Et voici que de nouvelles modifications sont mises en œuvre, qui distraient de manière invalidante les bénéficiaires des prestations, contraignant les plus défavorisés à dépenser encore plus d’énergie mentale pour s’y retrouver dans un nouveau système aux règles et procédures inédites. C’est comme si l’on imposait aux automobilistes d’utiliser leur téléphone portable lors de chaque trajet. Difficile de savoir comment les parents qui travaillent et qui découvrent ce système destiné à «récompenser le travail» parviendront à assurer correctement l’une ou l’autre des deux tâches.
Le nouveau programme britannique a été vanté comme un moyen de réduire les coûts et d’inciter à de meilleures décisions, en motivant les citoyens à travailler tout en dissuadant les demandes de prestations. Seulement voilà, à ce jour, rares sont les indices qui permettraient d’affirmer que ce scénario rêvé se concrétise.

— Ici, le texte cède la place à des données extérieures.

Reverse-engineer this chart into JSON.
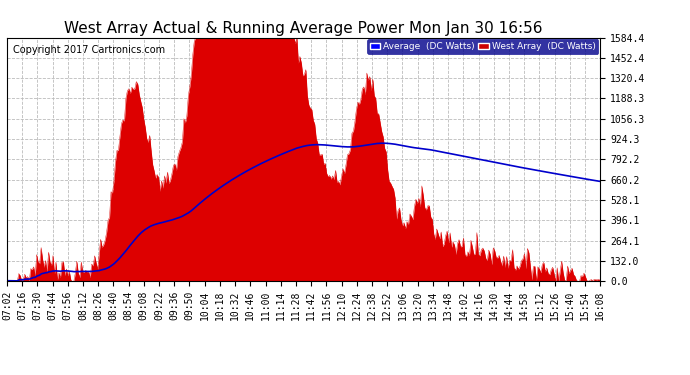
{
  "title": "West Array Actual & Running Average Power Mon Jan 30 16:56",
  "copyright": "Copyright 2017 Cartronics.com",
  "legend_labels": [
    "Average  (DC Watts)",
    "West Array  (DC Watts)"
  ],
  "legend_colors": [
    "#0000ff",
    "#cc0000"
  ],
  "y_ticks": [
    0.0,
    132.0,
    264.1,
    396.1,
    528.1,
    660.2,
    792.2,
    924.3,
    1056.3,
    1188.3,
    1320.4,
    1452.4,
    1584.4
  ],
  "y_max": 1584.4,
  "background_color": "#ffffff",
  "plot_bg_color": "#ffffff",
  "grid_color": "#bbbbbb",
  "bar_color": "#dd0000",
  "line_color": "#0000cc",
  "title_fontsize": 11,
  "tick_fontsize": 7,
  "copyright_fontsize": 7
}
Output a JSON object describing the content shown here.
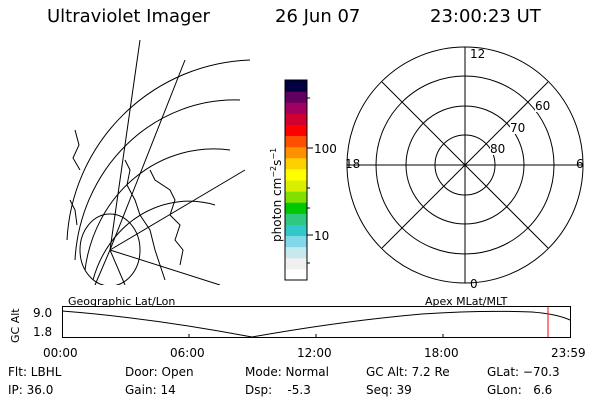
{
  "header": {
    "instrument": "Ultraviolet Imager",
    "date": "26 Jun 07",
    "time": "23:00:23 UT"
  },
  "colorbar": {
    "label_text": "photon cm",
    "label_exp1": "−2",
    "label_mid": "s",
    "label_exp2": "−1",
    "tick_100": "100",
    "tick_10": "10",
    "colors": [
      "#ffffff",
      "#f0f0f0",
      "#c8e8f0",
      "#80d8e8",
      "#30c8c8",
      "#30c880",
      "#00c800",
      "#80e000",
      "#d8f000",
      "#ffff00",
      "#ffd000",
      "#ff9000",
      "#ff5000",
      "#ff0000",
      "#d00030",
      "#a00060",
      "#600060",
      "#000040"
    ]
  },
  "polar_plot": {
    "mlt_labels": {
      "top": "12",
      "bottom": "0",
      "left": "18",
      "right": "6"
    },
    "lat_labels": [
      "60",
      "70",
      "80"
    ]
  },
  "map_panel": {
    "label": "Geographic Lat/Lon"
  },
  "timeline": {
    "ylabel": "GC Alt",
    "y_top": "9.0",
    "y_bottom": "1.8",
    "apex_label": "Apex MLat/MLT",
    "x_ticks": [
      "00:00",
      "06:00",
      "12:00",
      "18:00",
      "23:59"
    ],
    "marker_color": "#ff0000"
  },
  "status": {
    "flt": "Flt: LBHL",
    "ip": "IP: 36.0",
    "door": "Door: Open",
    "gain": "Gain: 14",
    "mode": "Mode: Normal",
    "dsp": "Dsp:    -5.3",
    "gc_alt": "GC Alt: 7.2 Re",
    "seq": "Seq: 39",
    "glat": "GLat: −70.3",
    "glon": "GLon:   6.6"
  }
}
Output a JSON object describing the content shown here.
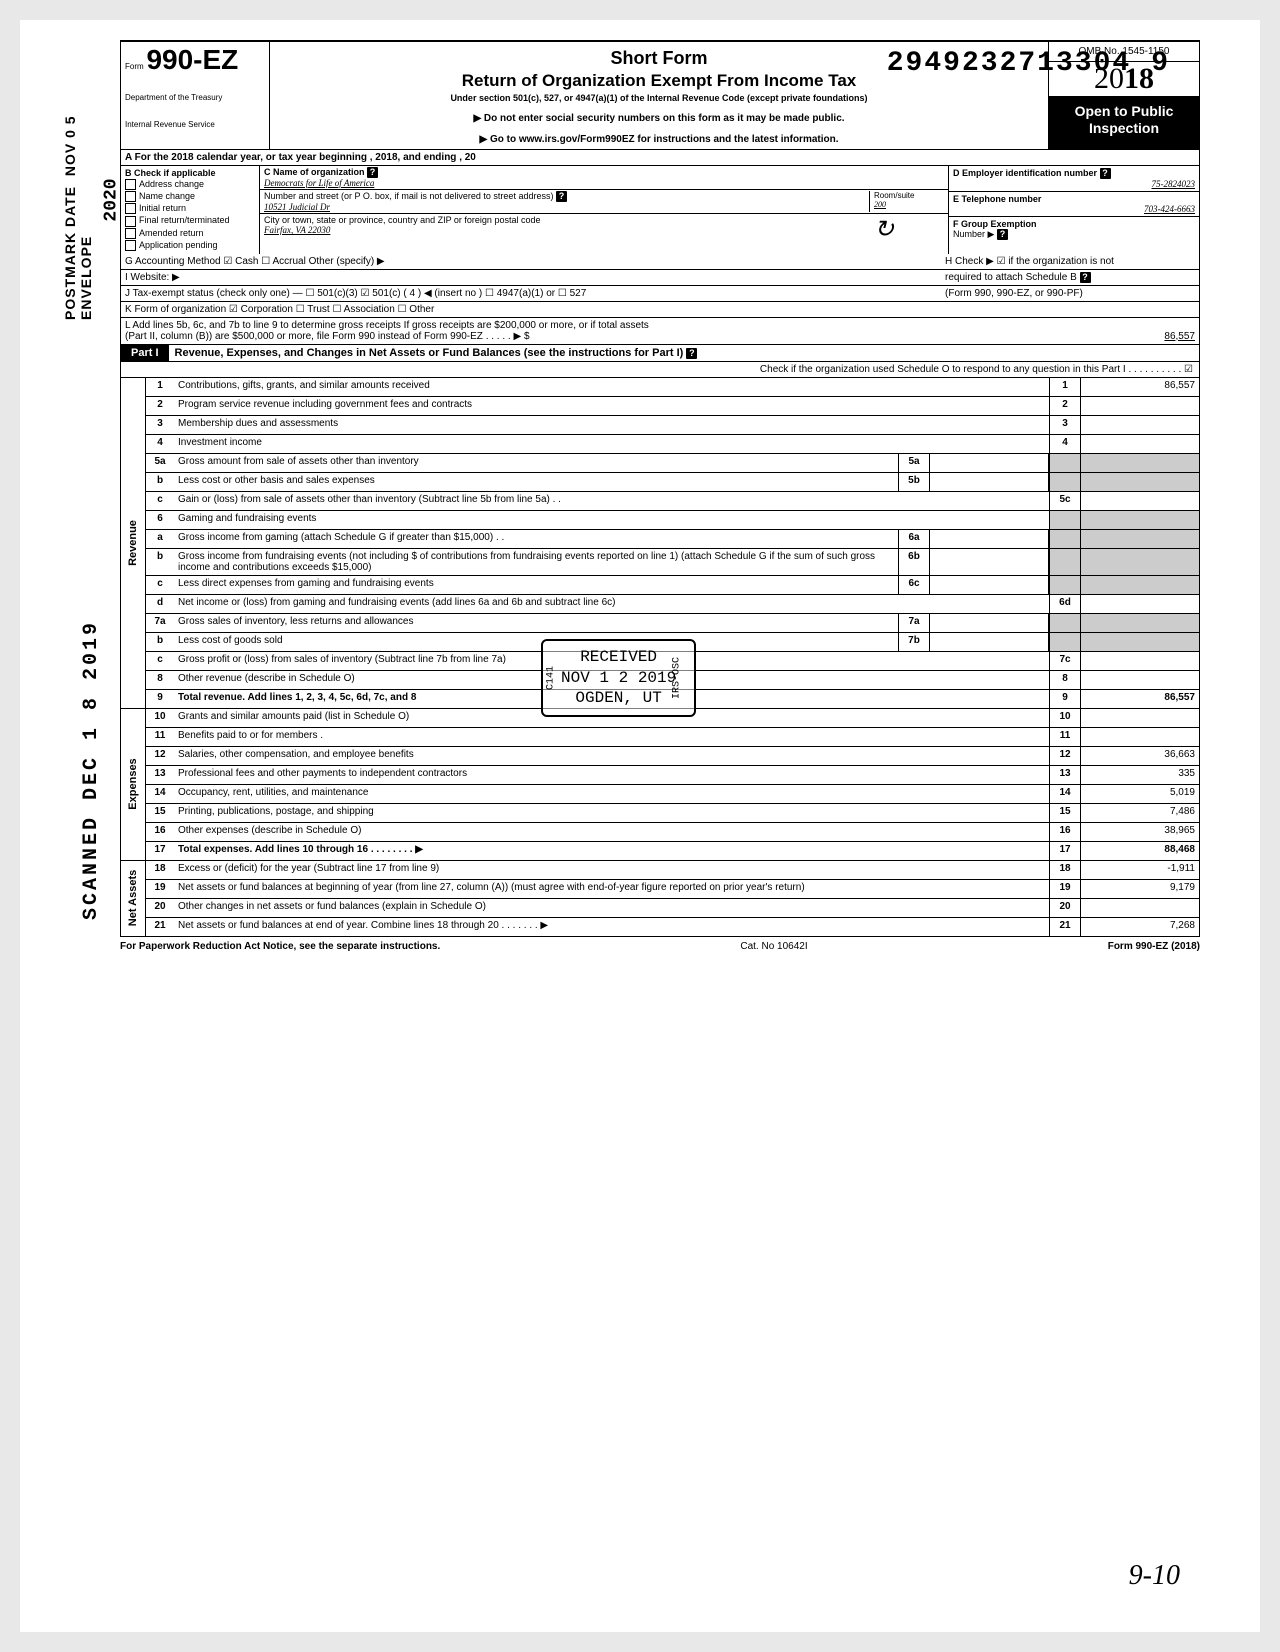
{
  "doc_number": "29492327133049",
  "doc_number_main": "2949232713304",
  "doc_number_trail": "9",
  "side_stamps": {
    "envelope": "ENVELOPE\nPOSTMARK DATE NOV 0 5 2020",
    "scanned": "SCANNED DEC 1 8 2019",
    "year2020": "2020"
  },
  "handwrite_bottom": "9-10",
  "header": {
    "form_prefix": "Form",
    "form_number": "990-EZ",
    "dept1": "Department of the Treasury",
    "dept2": "Internal Revenue Service",
    "short_form": "Short Form",
    "return_title": "Return of Organization Exempt From Income Tax",
    "under_section": "Under section 501(c), 527, or 4947(a)(1) of the Internal Revenue Code (except private foundations)",
    "note1": "Do not enter social security numbers on this form as it may be made public.",
    "note2": "Go to www.irs.gov/Form990EZ for instructions and the latest information.",
    "omb": "OMB No. 1545-1150",
    "year_thin": "20",
    "year_bold": "18",
    "open1": "Open to Public",
    "open2": "Inspection"
  },
  "row_a": "A  For the 2018 calendar year, or tax year beginning                                                                     , 2018, and ending                                               , 20",
  "col_b": {
    "head": "B  Check if applicable",
    "items": [
      "Address change",
      "Name change",
      "Initial return",
      "Final return/terminated",
      "Amended return",
      "Application pending"
    ]
  },
  "col_c": {
    "name_label": "C  Name of organization",
    "name_value": "Democrats for Life of America",
    "addr_label": "Number and street (or P O. box, if mail is not delivered to street address)",
    "addr_value": "10521 Judicial Dr",
    "room_label": "Room/suite",
    "room_value": "200",
    "city_label": "City or town, state or province, country  and ZIP or foreign postal code",
    "city_value": "Fairfax, VA  22030"
  },
  "col_de": {
    "d_label": "D Employer identification number",
    "d_value": "75-2824023",
    "e_label": "E Telephone number",
    "e_value": "703-424-6663",
    "f_label": "F Group Exemption",
    "f_label2": "Number ▶"
  },
  "row_g": {
    "left": "G  Accounting Method       ☑ Cash      ☐ Accrual      Other (specify) ▶",
    "right": "H  Check ▶ ☑ if the organization is not"
  },
  "row_i": {
    "left": "I   Website: ▶",
    "right": "required to attach Schedule B"
  },
  "row_j": {
    "left": "J  Tax-exempt status (check only one) —  ☐ 501(c)(3)    ☑ 501(c) (   4   ) ◀ (insert no ) ☐ 4947(a)(1) or    ☐ 527",
    "right": "(Form 990, 990-EZ, or 990-PF)"
  },
  "row_k": "K  Form of organization      ☑ Corporation        ☐ Trust                  ☐ Association         ☐ Other",
  "row_l": {
    "l1": "L  Add lines 5b, 6c, and 7b to line 9 to determine gross receipts  If gross receipts are $200,000 or more, or if total assets",
    "l2": "(Part II, column (B)) are $500,000 or more, file Form 990 instead of Form 990-EZ .     .        .    .                              .   ▶    $",
    "l_value": "86,557"
  },
  "part1": {
    "tab": "Part I",
    "title": "Revenue, Expenses, and Changes in Net Assets or Fund Balances (see the instructions for Part I) ",
    "subcheck": "Check if the organization used Schedule O to respond to any question in this Part I  .   .   .   .   .   .   .   .   .   .   ☑"
  },
  "revenue_section_label": "Revenue",
  "expenses_section_label": "Expenses",
  "netassets_section_label": "Net Assets",
  "lines": [
    {
      "n": "1",
      "desc": "Contributions, gifts, grants, and similar amounts received",
      "rnum": "1",
      "rval": "86,557",
      "help": true
    },
    {
      "n": "2",
      "desc": "Program service revenue including government fees and contracts",
      "rnum": "2",
      "rval": "",
      "help": true
    },
    {
      "n": "3",
      "desc": "Membership dues and assessments",
      "rnum": "3",
      "rval": "",
      "help": true
    },
    {
      "n": "4",
      "desc": "Investment income",
      "rnum": "4",
      "rval": "",
      "help": true
    },
    {
      "n": "5a",
      "desc": "Gross amount from sale of assets other than inventory",
      "mid": "5a",
      "midval": ""
    },
    {
      "n": "b",
      "desc": "Less  cost or other basis and sales expenses",
      "mid": "5b",
      "midval": ""
    },
    {
      "n": "c",
      "desc": "Gain or (loss) from sale of assets other than inventory (Subtract line 5b from line 5a)  .   .",
      "rnum": "5c",
      "rval": ""
    },
    {
      "n": "6",
      "desc": "Gaming and fundraising events"
    },
    {
      "n": "a",
      "desc": "Gross  income  from  gaming  (attach  Schedule  G  if  greater  than $15,000)  .   .",
      "mid": "6a",
      "midval": ""
    },
    {
      "n": "b",
      "desc": "Gross income from fundraising events (not including  $                    of contributions from fundraising events reported on line 1) (attach Schedule G if the sum of such gross income and contributions exceeds $15,000)",
      "mid": "6b",
      "midval": ""
    },
    {
      "n": "c",
      "desc": "Less  direct expenses from gaming and fundraising events",
      "mid": "6c",
      "midval": ""
    },
    {
      "n": "d",
      "desc": "Net income or (loss) from gaming and fundraising events (add lines 6a and 6b and subtract line 6c)",
      "rnum": "6d",
      "rval": ""
    },
    {
      "n": "7a",
      "desc": "Gross sales of inventory, less returns and allowances",
      "mid": "7a",
      "midval": ""
    },
    {
      "n": "b",
      "desc": "Less  cost of goods sold",
      "mid": "7b",
      "midval": ""
    },
    {
      "n": "c",
      "desc": "Gross profit or (loss) from sales of inventory (Subtract line 7b from line 7a)",
      "rnum": "7c",
      "rval": ""
    },
    {
      "n": "8",
      "desc": "Other revenue (describe in Schedule O)",
      "rnum": "8",
      "rval": ""
    },
    {
      "n": "9",
      "desc": "Total revenue. Add lines 1, 2, 3, 4, 5c, 6d, 7c, and 8",
      "rnum": "9",
      "rval": "86,557",
      "bold": true
    }
  ],
  "exp_lines": [
    {
      "n": "10",
      "desc": "Grants and similar amounts paid (list in Schedule O)",
      "rnum": "10",
      "rval": ""
    },
    {
      "n": "11",
      "desc": "Benefits paid to or for members   .",
      "rnum": "11",
      "rval": ""
    },
    {
      "n": "12",
      "desc": "Salaries, other compensation, and employee benefits ",
      "rnum": "12",
      "rval": "36,663",
      "help": true
    },
    {
      "n": "13",
      "desc": "Professional fees and other payments to independent contractors ",
      "rnum": "13",
      "rval": "335",
      "help": true
    },
    {
      "n": "14",
      "desc": "Occupancy, rent, utilities, and maintenance",
      "rnum": "14",
      "rval": "5,019"
    },
    {
      "n": "15",
      "desc": "Printing, publications, postage, and shipping",
      "rnum": "15",
      "rval": "7,486"
    },
    {
      "n": "16",
      "desc": "Other expenses (describe in Schedule O) ",
      "rnum": "16",
      "rval": "38,965",
      "help": true
    },
    {
      "n": "17",
      "desc": "Total expenses. Add lines 10 through 16   .",
      "rnum": "17",
      "rval": "88,468",
      "bold": true,
      "arrow": true
    }
  ],
  "na_lines": [
    {
      "n": "18",
      "desc": "Excess or (deficit) for the year (Subtract line 17 from line 9)",
      "rnum": "18",
      "rval": "-1,911"
    },
    {
      "n": "19",
      "desc": "Net assets or fund balances at beginning of year (from line 27, column (A)) (must agree with end-of-year figure reported on prior year's return)",
      "rnum": "19",
      "rval": "9,179"
    },
    {
      "n": "20",
      "desc": "Other changes in net assets or fund balances (explain in Schedule O)",
      "rnum": "20",
      "rval": ""
    },
    {
      "n": "21",
      "desc": "Net assets or fund balances at end of year. Combine lines 18 through 20",
      "rnum": "21",
      "rval": "7,268",
      "arrow": true
    }
  ],
  "received_stamp": {
    "line1": "RECEIVED",
    "line2": "NOV 1 2 2019",
    "line3": "OGDEN, UT",
    "side_left": "C141",
    "side_right": "IRS-OSC"
  },
  "footer": {
    "left": "For Paperwork Reduction Act Notice, see the separate instructions.",
    "mid": "Cat. No  10642I",
    "right": "Form 990-EZ (2018)"
  }
}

En réduisant les prestations perçues par les plus défavorisés, le gouvernement contribue à une montée de la précarité, et à une multiplication des mauvaises décisions. Par ailleurs, en modifiant régulièrement le système tout en compliquant l’accès, les dirigeants britanniques contraignent les plus pauvres à user encore davantage leur bande passante mentale. Cumulés, ces facteurs plongent les bénéficiaires de prestations sociales dans une situation encore plus défavorable.
Les décideurs politiques auraient tout intérêt à lire Mullainathan et Shafir, ainsi qu’à réfléchir à la manière dont leurs recherches pourraient s’appliquer aux futures réformes sociales. L’objectif doit être celui de prestations suffisamment généreuses et stables pour permettre aux citoyens de se concentrer sur la recherche d’un emploi, tout en aidant leurs enfants à faire leurs devoirs, et en prenant soin de leur propre santé. Ce type de système est possible. L’alternative ne fait qu’alourdir le poids qui pèse sur les épaules de ceux qui ont le moins de forces pour le supporter.